一個人が国家と同じステージで対等に発信できる。
そういうことがリアルに起きている時代です。
誰もがリーダーになれるし、ならなければいけないんです。

リーダーシップとは、グイグイとチームを牽引することではありません。
そういうリーダーもいるかもしれませんが、カリスマ的なリーダーは必要ない時代です。
優秀な人材に信頼して、任せてしまうというのも、リーダーの役割になる。
だから、みんなそれぞれがリーダーになるべきなんです。
会社によっては、臨機応変にリーダーも変わればいいということ。

専守防衛から大き転換した

専守防衛から大きく転換した

新しい時代の組織とは

現代のビジネスのさまざまな課題には
・明確な唯一の解決法はない
・問題が複雑
・単一の原因ではない
だから、ひとつの正解、確かな道を示せる専門家はあり得ない時代

今の時代は、皆の知恵、皆の体験、そういうものをあわせて問題解決しなければいけないんですね。

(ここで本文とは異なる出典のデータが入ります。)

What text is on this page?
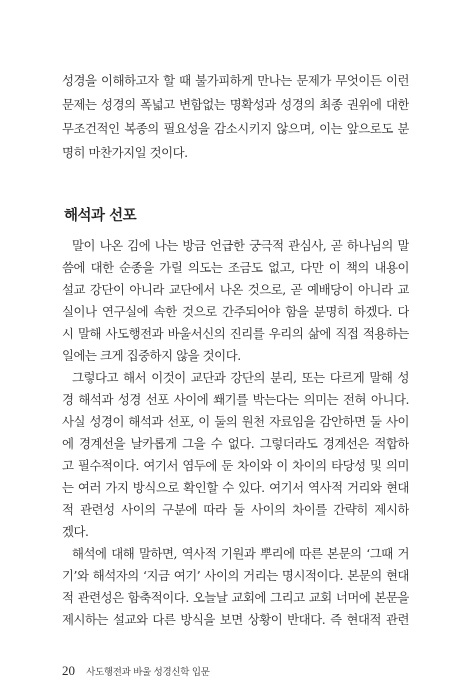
성경을 이해하고자 할 때 불가피하게 만나는 문제가 무엇이든 이런
문제는 성경의 폭넓고 변함없는 명확성과 성경의 최종 권위에 대한
무조건적인 복종의 필요성을 감소시키지 않으며, 이는 앞으로도 분
명히 마찬가지일 것이다.
해석과 선포
말이 나온 김에 나는 방금 언급한 궁극적 관심사, 곧 하나님의 말
씀에 대한 순종을 가릴 의도는 조금도 없고, 다만 이 책의 내용이
설교 강단이 아니라 교단에서 나온 것으로, 곧 예배당이 아니라 교
실이나 연구실에 속한 것으로 간주되어야 함을 분명히 하겠다. 다
시 말해 사도행전과 바울서신의 진리를 우리의 삶에 직접 적용하는
일에는 크게 집중하지 않을 것이다.
그렇다고 해서 이것이 교단과 강단의 분리, 또는 다르게 말해 성
경 해석과 성경 선포 사이에 쐐기를 박는다는 의미는 전혀 아니다.
사실 성경이 해석과 선포, 이 둘의 원천 자료임을 감안하면 둘 사이
에 경계선을 날카롭게 그을 수 없다. 그렇더라도 경계선은 적합하
고 필수적이다. 여기서 염두에 둔 차이와 이 차이의 타당성 및 의미
는 여러 가지 방식으로 확인할 수 있다. 여기서 역사적 거리와 현대
적 관련성 사이의 구분에 따라 둘 사이의 차이를 간략히 제시하
겠다.
해석에 대해 말하면, 역사적 기원과 뿌리에 따른 본문의 ‘그때 거
기’와 해석자의 ‘지금 여기’ 사이의 거리는 명시적이다. 본문의 현대
적 관련성은 함축적이다. 오늘날 교회에 그리고 교회 너머에 본문을
제시하는 설교와 다른 방식을 보면 상황이 반대다. 즉 현대적 관련
20 사도행전과 바울 성경신학 입문
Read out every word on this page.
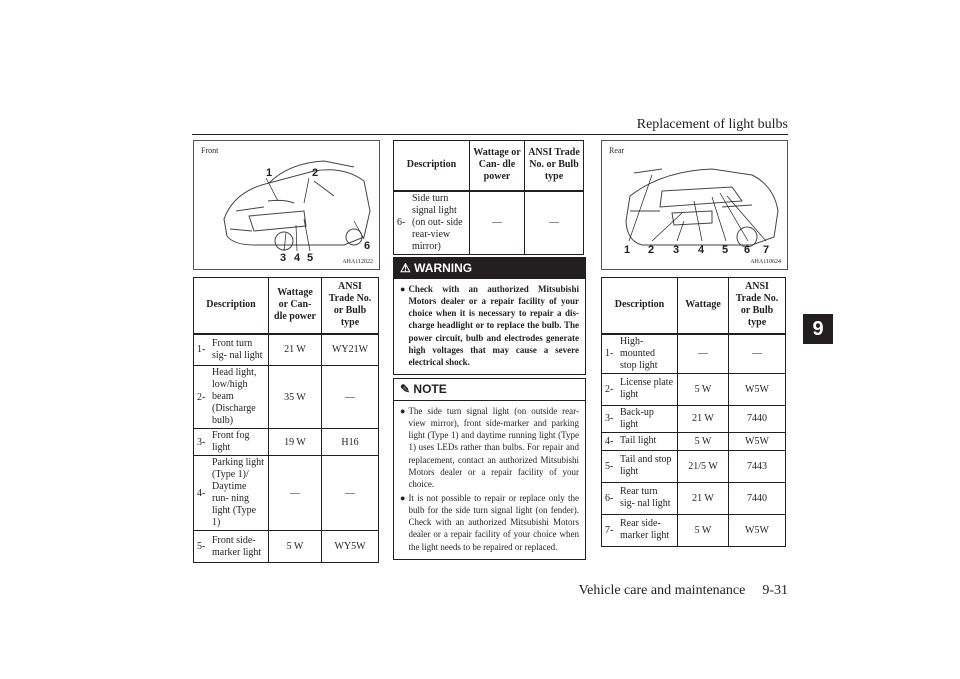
Replacement of light bulbs
9
1	2
3 4 5
6
Front
AHA112022
Description		Wattage or Can- dle power	ANSI Trade No. or Bulb type
1-	Front turn sig- nal light	21 W	WY21W
2-	Head light, low/high beam (Discharge bulb)	35 W	—
3-	Front fog light	19 W	H16
4-	Parking light (Type 1)/ Daytime run- ning light (Type 1)	—	—
5-	Front side- marker light	5 W	WY5W
Description		Wattage or Can- dle power	ANSI Trade No. or Bulb type
6-	Side turn signal light (on out- side rear-view mirror)	—	—
⚠ WARNING
● Check with an authorized Mitsubishi Motors dealer or a repair facility of your choice when it is necessary to repair a dis- charge headlight or to replace the bulb. The power circuit, bulb and electrodes generate high voltages that may cause a severe electrical shock.
✎ NOTE
● The side turn signal light (on outside rear- view mirror), front side-marker and parking light (Type 1) and daytime running light (Type 1) uses LEDs rather than bulbs. For repair and replacement, contact an authorized Mitsubishi Motors dealer or a repair facility of your choice.
● It is not possible to repair or replace only the bulb for the side turn signal light (on fender). Check with an authorized Mitsubishi Motors dealer or a repair facility of your choice when the light needs to be repaired or replaced.
1 2 3 4 5 6 7
Rear
AHA110624
Description		Wattage	ANSI Trade No. or Bulb type
1-	High-mounted stop light	—	—
2-	License plate light	5 W	W5W
3-	Back-up light	21 W	7440
4-	Tail light	5 W	W5W
5-	Tail and stop light	21/5 W	7443
6-	Rear turn sig- nal light	21 W	7440
7-	Rear side- marker light	5 W	W5W
Vehicle care and maintenance 9-31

だから、積極的にスタッフが関われる環境やスタッフのモチベーションをあげることはすごく大事です。
それを創り出すのが、リーダーシップなのです。

「経営者と知識労働者にとっての唯一のツールは情報である」

これは、ドラッカーが言ったコトバです。
単なる「データ」ではなくて「情報」に詳しくなることのほうが大事だと、ドラッカーは言います。
個人も、また企業も、それぞれが真に必要とする情報は何か、そしてその不可欠な情報をどうやって入手するかを学ぶ必要があるってこと。

経営者と知識労働者にとっての唯一のツールは情報である。
これからの時代、情報がどれだけ価値を持つか、ということです。
その情報をどういうふうに収集して、どういうふうに編集して、どういうふうに発信していくか。
これがすごく大事な時代になってきました。

あなたも、今は情報を受け取るだけでなく発信する時代です。
だから、情報をどんどん発信していくこと。
販促物もそうだし、あるいは、フェイスブックで「いいね!」と押すのも情報発信です。

情報を発信する時代です。
どういう情報を発信するのか。
この人をベンチマークしよう。
自分のキュレーターを誰にするかということも重要だし、自分自身もキュレーターになることが重要なんです。

あなたがプロとして提供できる情報は何か?
あなたのフィルターを通して独自に編集された情報を発信しましょう。
信用、信頼、あなた個人がすごく大事になってきます。

大切なのは個人です。
会社とはあまり仲良くなれないけれど個人とは仲良くなれる。
そして多くの人は、個人を信用するし、個人を嫌いになる。

経営者あるいは大きな会社といえども、これからは個人の発信を大切にしなければいけない。
そういう時代なんです。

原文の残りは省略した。